Add a SQLite bucket - Githubissues

JWCook commented 3 years ago

Here's a rough draft of a SQLite-based bucket (closes #37). FIFO behavior is done with an auto-incrementing index (on write) and ORDER BY (on read).

Would you prefer for this to be in its own module (and maybe put RedisBucket in its own module as well), or keep everything in the bucket module?

vutran1710 commented 3 years ago

Here's a rough draft of a SQLite-based bucket (closes #37). FIFO behavior is done with an auto-incrementing index (on write) and ORDER BY (on read).

Would you prefer for this to be in its own module (and maybe put RedisBucket in its own module as well), or keep everything in the bucket module?

I think the current change looks fine. it deserves to be in its own module.

B-McDonnell commented 3 years ago

This should be using prepared statements. While it may appear that all of the data being controlled explicitly by local code, it is feasible for the database to be accessed by other processes. There's almost never a reason not to use prepared statements and this is not an exception.

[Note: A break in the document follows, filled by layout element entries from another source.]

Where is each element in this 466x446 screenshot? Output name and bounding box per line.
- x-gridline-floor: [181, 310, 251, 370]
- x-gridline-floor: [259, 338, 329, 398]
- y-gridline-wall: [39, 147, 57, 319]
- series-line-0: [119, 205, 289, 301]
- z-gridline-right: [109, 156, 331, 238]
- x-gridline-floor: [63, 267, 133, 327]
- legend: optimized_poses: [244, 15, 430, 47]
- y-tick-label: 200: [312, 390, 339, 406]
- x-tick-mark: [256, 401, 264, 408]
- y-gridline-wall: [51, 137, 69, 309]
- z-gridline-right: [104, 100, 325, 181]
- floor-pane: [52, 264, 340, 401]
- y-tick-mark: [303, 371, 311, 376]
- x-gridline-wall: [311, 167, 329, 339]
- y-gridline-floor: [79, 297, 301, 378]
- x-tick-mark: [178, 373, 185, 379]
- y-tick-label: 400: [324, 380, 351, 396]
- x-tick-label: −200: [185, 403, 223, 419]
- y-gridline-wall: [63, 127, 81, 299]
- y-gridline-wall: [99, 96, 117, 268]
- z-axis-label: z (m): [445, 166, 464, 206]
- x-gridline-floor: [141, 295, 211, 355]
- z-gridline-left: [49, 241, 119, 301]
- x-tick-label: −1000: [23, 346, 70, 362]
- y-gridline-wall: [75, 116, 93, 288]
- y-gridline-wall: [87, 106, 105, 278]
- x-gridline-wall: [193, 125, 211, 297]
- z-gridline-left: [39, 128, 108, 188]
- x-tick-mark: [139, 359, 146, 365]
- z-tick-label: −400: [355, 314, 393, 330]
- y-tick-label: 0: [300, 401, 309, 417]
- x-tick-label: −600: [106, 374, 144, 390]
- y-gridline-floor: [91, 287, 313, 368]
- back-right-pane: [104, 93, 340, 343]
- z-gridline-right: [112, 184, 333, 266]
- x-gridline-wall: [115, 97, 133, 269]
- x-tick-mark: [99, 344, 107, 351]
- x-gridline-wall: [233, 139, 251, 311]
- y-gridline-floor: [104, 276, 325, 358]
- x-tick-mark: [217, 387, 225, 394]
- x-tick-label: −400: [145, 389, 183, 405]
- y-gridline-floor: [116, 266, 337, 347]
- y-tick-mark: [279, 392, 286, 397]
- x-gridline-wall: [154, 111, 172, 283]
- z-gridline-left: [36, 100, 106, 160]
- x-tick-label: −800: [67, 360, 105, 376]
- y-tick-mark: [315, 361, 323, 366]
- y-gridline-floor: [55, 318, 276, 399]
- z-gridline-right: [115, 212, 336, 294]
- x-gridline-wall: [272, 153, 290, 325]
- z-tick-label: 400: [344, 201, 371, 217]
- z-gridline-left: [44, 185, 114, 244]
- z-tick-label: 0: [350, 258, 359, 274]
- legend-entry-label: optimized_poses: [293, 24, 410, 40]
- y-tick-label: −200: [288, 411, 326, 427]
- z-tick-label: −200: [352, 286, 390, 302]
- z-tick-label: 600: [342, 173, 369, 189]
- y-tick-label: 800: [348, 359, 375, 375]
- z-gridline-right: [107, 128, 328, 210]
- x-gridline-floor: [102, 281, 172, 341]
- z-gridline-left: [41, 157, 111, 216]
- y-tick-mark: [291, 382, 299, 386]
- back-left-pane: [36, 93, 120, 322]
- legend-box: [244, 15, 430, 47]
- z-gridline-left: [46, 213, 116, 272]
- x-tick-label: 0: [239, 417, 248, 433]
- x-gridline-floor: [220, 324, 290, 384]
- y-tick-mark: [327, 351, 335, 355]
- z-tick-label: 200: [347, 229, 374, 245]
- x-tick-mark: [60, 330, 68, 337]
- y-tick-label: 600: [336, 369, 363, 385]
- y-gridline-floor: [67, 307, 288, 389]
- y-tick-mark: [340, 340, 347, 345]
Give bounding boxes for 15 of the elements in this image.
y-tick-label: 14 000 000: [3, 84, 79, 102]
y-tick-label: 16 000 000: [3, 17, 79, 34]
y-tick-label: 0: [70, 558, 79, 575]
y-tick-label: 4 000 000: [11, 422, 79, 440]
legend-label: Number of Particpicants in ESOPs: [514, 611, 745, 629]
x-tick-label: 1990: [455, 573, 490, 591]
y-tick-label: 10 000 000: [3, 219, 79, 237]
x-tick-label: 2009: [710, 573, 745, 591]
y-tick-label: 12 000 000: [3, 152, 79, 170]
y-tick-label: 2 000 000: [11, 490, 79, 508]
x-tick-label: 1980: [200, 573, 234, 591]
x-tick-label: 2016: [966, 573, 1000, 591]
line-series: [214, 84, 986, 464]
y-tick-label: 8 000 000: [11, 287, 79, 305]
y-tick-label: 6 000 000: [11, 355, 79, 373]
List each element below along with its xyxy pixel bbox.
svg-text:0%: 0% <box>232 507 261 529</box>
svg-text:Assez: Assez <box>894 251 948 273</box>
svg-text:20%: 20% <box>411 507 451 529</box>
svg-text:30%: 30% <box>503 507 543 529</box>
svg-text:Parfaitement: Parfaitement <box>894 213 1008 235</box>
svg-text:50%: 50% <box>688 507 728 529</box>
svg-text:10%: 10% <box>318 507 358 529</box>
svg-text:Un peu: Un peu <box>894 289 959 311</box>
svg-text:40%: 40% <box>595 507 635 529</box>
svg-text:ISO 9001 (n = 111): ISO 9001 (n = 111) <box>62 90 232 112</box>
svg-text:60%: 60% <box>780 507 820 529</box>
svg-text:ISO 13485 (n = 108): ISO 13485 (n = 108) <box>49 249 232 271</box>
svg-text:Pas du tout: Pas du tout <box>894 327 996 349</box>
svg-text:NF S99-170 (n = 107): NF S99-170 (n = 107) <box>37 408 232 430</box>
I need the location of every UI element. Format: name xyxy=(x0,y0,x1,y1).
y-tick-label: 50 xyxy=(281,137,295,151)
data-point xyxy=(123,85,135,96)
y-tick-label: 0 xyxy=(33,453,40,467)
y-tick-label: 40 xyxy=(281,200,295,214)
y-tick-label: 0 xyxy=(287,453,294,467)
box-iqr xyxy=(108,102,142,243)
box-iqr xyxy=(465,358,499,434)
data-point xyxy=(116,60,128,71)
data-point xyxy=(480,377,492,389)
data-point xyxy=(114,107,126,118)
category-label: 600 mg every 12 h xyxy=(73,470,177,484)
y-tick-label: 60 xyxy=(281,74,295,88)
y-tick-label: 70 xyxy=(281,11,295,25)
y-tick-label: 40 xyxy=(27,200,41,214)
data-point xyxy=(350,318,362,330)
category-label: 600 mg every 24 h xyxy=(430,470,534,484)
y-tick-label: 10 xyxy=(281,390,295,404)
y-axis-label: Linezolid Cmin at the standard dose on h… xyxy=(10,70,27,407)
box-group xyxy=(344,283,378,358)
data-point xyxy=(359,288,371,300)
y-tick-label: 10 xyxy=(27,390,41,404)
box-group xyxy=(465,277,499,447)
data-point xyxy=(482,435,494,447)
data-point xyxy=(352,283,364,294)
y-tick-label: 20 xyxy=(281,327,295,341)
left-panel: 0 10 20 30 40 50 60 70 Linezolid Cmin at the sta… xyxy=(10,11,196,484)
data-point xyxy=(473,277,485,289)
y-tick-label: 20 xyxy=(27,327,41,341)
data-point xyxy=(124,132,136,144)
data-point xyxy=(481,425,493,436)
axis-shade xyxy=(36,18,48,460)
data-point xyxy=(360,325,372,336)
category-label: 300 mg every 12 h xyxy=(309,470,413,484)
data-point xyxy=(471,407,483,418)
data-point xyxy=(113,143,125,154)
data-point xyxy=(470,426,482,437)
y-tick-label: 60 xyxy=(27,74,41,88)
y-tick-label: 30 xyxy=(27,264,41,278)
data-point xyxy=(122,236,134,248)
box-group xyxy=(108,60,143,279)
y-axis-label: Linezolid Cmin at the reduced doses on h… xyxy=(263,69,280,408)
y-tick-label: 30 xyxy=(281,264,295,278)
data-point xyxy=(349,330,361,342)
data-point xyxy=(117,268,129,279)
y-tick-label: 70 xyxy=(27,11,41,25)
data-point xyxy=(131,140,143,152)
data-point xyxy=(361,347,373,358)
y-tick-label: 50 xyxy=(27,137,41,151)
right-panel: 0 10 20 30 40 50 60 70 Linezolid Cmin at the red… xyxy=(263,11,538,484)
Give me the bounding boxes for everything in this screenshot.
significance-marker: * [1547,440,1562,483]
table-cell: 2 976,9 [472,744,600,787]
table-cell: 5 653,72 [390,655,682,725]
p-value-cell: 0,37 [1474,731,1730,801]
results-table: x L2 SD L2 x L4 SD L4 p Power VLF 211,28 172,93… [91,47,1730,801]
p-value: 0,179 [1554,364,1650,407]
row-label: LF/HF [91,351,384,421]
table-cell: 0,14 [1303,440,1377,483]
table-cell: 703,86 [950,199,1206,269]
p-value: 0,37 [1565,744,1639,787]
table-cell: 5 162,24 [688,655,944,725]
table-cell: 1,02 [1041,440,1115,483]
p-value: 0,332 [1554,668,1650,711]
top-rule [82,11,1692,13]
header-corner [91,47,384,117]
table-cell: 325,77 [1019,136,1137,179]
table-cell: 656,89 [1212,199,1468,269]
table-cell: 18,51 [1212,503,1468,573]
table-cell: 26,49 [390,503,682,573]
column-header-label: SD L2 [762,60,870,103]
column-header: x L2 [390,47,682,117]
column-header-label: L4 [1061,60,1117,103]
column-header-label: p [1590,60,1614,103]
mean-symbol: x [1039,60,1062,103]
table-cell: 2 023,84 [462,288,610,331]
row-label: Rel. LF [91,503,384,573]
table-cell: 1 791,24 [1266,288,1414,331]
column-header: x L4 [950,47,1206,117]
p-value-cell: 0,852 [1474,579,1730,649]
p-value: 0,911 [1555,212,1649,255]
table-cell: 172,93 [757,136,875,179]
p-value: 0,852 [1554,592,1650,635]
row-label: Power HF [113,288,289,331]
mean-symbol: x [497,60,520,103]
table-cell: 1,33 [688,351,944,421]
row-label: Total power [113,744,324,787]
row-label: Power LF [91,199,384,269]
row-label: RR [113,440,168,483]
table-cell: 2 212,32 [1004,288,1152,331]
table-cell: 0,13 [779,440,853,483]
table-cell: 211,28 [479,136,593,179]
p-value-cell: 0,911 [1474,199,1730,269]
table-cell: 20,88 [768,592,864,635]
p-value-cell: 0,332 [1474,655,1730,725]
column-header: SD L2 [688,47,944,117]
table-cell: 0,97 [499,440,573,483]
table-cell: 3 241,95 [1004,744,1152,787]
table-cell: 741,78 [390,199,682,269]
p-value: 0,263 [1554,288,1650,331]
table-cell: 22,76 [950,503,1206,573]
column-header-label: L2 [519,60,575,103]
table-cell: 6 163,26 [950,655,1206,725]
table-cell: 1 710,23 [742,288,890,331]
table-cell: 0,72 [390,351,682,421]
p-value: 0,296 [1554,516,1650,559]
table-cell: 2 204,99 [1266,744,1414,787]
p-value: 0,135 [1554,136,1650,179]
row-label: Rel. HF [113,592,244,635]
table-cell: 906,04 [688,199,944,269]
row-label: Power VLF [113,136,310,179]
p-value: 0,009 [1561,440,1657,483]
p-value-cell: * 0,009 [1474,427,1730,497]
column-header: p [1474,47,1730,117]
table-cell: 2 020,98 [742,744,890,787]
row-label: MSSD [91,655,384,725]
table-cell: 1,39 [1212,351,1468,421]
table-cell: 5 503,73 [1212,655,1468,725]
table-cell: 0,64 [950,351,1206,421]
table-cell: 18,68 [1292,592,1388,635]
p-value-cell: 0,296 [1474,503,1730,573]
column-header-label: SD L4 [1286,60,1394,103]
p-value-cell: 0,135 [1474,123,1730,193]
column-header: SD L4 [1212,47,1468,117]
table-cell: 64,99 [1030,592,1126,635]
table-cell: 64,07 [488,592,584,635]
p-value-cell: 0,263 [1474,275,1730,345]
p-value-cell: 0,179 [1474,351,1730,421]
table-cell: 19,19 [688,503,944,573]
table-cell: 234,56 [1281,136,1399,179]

As for making get more efficient, I'm not sure how much more efficient it could become. The documentation indicates that you could not simply delete a given number of rows without a special compilation flag, so selection and deletion must be done in separate steps. The only possible SQL speedup I could see would be making one transaction instead of two (easily done with a context manager), which is surely insignificant if you aren't trying to rate limit thousands of outbound requests per second.

The only exception I could see would be to store keys in memory with a RETURNING clause on insertion and keep all the keys in memory as well, essentially using the database as a persistent duplication of an in-memory queue. This would eliminate the need for the first SELECT statement, but I'm not entirely sure if it would be worth it. Atomic functions would be very difficult and the speedup would be minimal.

JWCook commented 3 years ago

I agree that the room for optimization with get is minimal here, and probably not worth it.

There's almost never a reason not to use prepared statements

That's news to me. Can you elaborate? Python's sqlite3 API doesn't expose any functions for working with them directly, and only uses them internally for parametrized queries. Depending on connection settings, SQLite is already safe to use from multiple threads or processes, with the caveat that it internally locks and queues up concurrent write operations.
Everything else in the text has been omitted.